Lady Luck again turned her back on the beleaguered Namibia Premier League (NPL), after the Court of Arbitration for Sport (CAS) yesterday rejected the league’s application for legal aid in their protracted legal battle against its mother body the Namibia Football Association (NFA).
Delphine Deschenaux-Rochat, a legal counsel at CAS, yesterday wrote to NPL lawyers Dr Weder Kauta & Hoveka Inc informing them of their decision not to grant the suspended league legal aid, as the NPL does not meet the required criteria to be granted such legal assistance.
In its letter, CAS explained that: “I refer to the application for legal aid filed by the Appellant on 11 May 2020. On behalf of the CAS Legal Aid Commission, the Appellant is advised that, pursuant to Article 5 of the Guidelines on Legal Aid before the Court of Arbitration for Sport, legal aid is granted, based on a reasoned request and accompanied by supporting documents, to any natural person provided that his income and assets are not sufficient to allow him to cover the costs of proceedings, without drawing on that part of his assets necessary to support him and his family.”
CAS further explained: “The Appellant being a league, i.e. a legal entity, it is therefore not entitled to apply for and receive legal aid.
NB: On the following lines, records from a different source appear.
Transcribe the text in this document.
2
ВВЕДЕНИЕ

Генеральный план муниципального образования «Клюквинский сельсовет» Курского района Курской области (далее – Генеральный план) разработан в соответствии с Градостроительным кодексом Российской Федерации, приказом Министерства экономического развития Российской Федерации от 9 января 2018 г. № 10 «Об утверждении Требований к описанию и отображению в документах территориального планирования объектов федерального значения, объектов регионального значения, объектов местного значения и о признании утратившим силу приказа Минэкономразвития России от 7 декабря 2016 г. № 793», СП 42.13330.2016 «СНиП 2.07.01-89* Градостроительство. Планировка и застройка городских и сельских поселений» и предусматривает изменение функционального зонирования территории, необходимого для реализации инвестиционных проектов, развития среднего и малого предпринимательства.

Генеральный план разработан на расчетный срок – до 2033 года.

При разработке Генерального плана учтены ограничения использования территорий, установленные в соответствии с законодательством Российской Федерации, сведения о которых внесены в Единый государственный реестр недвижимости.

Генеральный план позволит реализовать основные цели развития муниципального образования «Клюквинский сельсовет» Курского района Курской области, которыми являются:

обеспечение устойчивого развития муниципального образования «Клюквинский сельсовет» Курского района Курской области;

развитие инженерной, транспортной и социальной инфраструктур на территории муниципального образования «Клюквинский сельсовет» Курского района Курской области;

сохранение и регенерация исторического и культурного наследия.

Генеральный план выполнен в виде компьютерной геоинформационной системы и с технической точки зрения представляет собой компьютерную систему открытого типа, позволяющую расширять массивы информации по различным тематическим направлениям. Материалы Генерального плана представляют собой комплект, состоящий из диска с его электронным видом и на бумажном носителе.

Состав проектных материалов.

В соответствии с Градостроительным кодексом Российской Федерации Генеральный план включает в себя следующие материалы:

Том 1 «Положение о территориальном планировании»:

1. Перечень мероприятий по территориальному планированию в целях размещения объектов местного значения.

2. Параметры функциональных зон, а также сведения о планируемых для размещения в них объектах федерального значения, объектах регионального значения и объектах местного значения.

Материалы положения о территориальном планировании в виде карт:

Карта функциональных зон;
Consequently, the Appellant’s request for legal aid shall not be considered by the CAS Legal Aid Commission. In view of the above, the suspension of the Appellant’s deadline (which is today) to pay the advance of costs is lifted with immediate effect.”
With CAS shunning the NPL’s request, it essentially means the league now has two options left at their disposal if it still wants its case to be heard by CAS; that is to either pay the entire advance of cost of CHF40 000 Swiss francs (which is almost N$800 000) or otherwise they have another option to submit their case to a sole arbitrator instead of a three-member panel of arbitrators, which might turn out to be more cheaper.
It now remains to be seem if the NPL will move ahead and pay the entire advance of cost of nearly N$800 000 or opt to go with an option of a sole arbitrator, which in many sport cases have historically proven to be a disastrous option as opposed to a three-member panel of arbitrators.
Yesterday’s snub by CAS follows two failed attempts by the league to have their suspension overturned by the Windhoek High Court and the Supreme Court, but both courts refused to hear the matter as they cited lack of jurisdiction and advised the league takes its protest to a court of sport, in this instance CAS.
Meanwhile this week, five NPL clubs, namely Tigers, Blue Waters, Citizens, Mighty Gunners, and Julinho Sporting all petitioned the NFA to inform the local football federation of their intention to resign from the NPL and form an elite breakaway league which will be affiliated to the NFA.
The five league clubs were joined by relegated Orlando Pirates, Young African and Civics in writing the letter to the NFA. The trio of Pirates, Young African and Civics were relegated last season from NPL but a directive by NFA ordered that the NPL must reinstate all three relegated clubs on a once-off basis because of the unique situation currently faced by Namibian football, where no First or Second Division leagues are active.